Liverpool FC w razie zwycięstwa awansowałby na drugie miejsce. Wyprzedziłby Manchester City, który w sobotę wygrał swój mecz.
Pojedynek na Old Trafford to kolejny koszmar dla Davida Moyesa. Szkot przed spotkaniem z The Reds przegrał już osiem ligowych spotkań. Zajmował też dopiero siódmą pozycję.
W 34. minucie kibice na Old Trafford zobaczyli pierwszą bramkę. Luis Suarez nabił piłką rękę Rafaela da Silvę i sędzia wskazał na "wapno". Goście domagali się żółtej kartki dla Brazylijczyka, który miał już jedno napomnienie na koncie.
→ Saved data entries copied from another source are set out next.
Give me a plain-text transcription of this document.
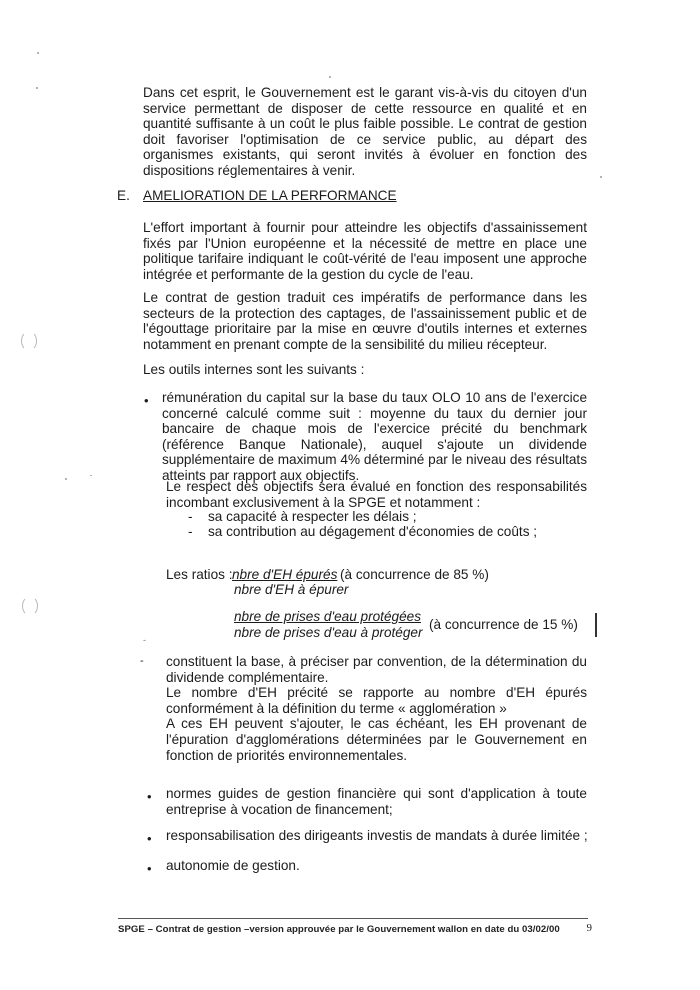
Dans cet esprit, le Gouvernement est le garant vis-à-vis du citoyen d'un service permettant de disposer de cette ressource en qualité et en quantité suffisante à un coût le plus faible possible. Le contrat de gestion doit favoriser l'optimisation de ce service public, au départ des organismes existants, qui seront invités à évoluer en fonction des dispositions réglementaires à venir.

E. AMELIORATION DE LA PERFORMANCE

L'effort important à fournir pour atteindre les objectifs d'assainissement fixés par l'Union européenne et la nécessité de mettre en place une politique tarifaire indiquant le coût-vérité de l'eau imposent une approche intégrée et performante de la gestion du cycle de l'eau.

Le contrat de gestion traduit ces impératifs de performance dans les secteurs de la protection des captages, de l'assainissement public et de l'égouttage prioritaire par la mise en œuvre d'outils internes et externes notamment en prenant compte de la sensibilité du milieu récepteur.

Les outils internes sont les suivants :

• rémunération du capital sur la base du taux OLO 10 ans de l'exercice concerné calculé comme suit : moyenne du taux du dernier jour bancaire de chaque mois de l'exercice précité du benchmark (référence Banque Nationale), auquel s'ajoute un dividende supplémentaire de maximum 4% déterminé par le niveau des résultats atteints par rapport aux objectifs.

Le respect des objectifs sera évalué en fonction des responsabilités incombant exclusivement à la SPGE et notamment :

- sa capacité à respecter les délais ;
- sa contribution au dégagement d'économies de coûts ;
Les ratios : nbre d'EH épurés (à concurrence de 85 %)
nbre d'EH à épurer
nbre de prises d'eau protégées
(à concurrence de 15 %)
nbre de prises d'eau à protéger
-
- constituent la base, à préciser par convention, de la détermination du dividende complémentaire.

Le nombre d'EH précité se rapporte au nombre d'EH épurés conformément à la définition du terme « agglomération »

A ces EH peuvent s'ajouter, le cas échéant, les EH provenant de l'épuration d'agglomérations déterminées par le Gouvernement en fonction de priorités environnementales.

• normes guides de gestion financière qui sont d'application à toute entreprise à vocation de financement;

• responsabilisation des dirigeants investis de mandats à durée limitée ;

• autonomie de gestion.

SPGE – Contrat de gestion –version approuvée par le Gouvernement wallon en date du 03/02/00 9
Ostatecznie Mark Clattenburg nie sięgnął do kieszonki.
Rzut karny wykorzystał Steven Gerrard, zupełnie myląc Davida de Geę. Tuż po zmianie stron sędzia podyktował kolejną "jedenastkę". Tym razem Phil Jones popchnął we własnym polu karnym Joe Allena, a arbiter uznał, że należy wskazać na "wapno". Znów do piłki podszedł Gerrard i ponownie kapitan Liverpoolu nie pomylił się.
12 minut przed końcem spotkania Nemanja Vidić sprokurował trzeci rzut karny otrzymując przy tym drugą żółtą i w konsekwencji czerwoną kartkę. Jednak tym razem Gerrard z "jedenastki" uderzył w słupek.
Kilka minut później Luis Suarez w sytuacji sam na sam z bramkarzem nie miał problemów z pokonaniem golkipera i ustalił wynik spotkania na 3:0 dla Liverpoolu.
Man Utd zagrał kolejny rozczarowujący mecz. Oddał zaledwie jeden celny strzał. Warto dodać, że dla Vidica była to już ósma czerwona kartka w Premier League, a czwarta w meczu z Liverpoolem.
Manchester United - Liverpool FC 0:3 (0:1)
0:1 - Gerrard (k.) 34'
0:2 - Gerrard (k.) 46'
0:3 - Suarez 84'
W 79. minucie Steven Gerrard (LFC) nie wykorzystał rzutu karnego (trafił w słupek).
Czerwona kartka: Nemanja Vidić /78' - za drugą żółtą kartkę/.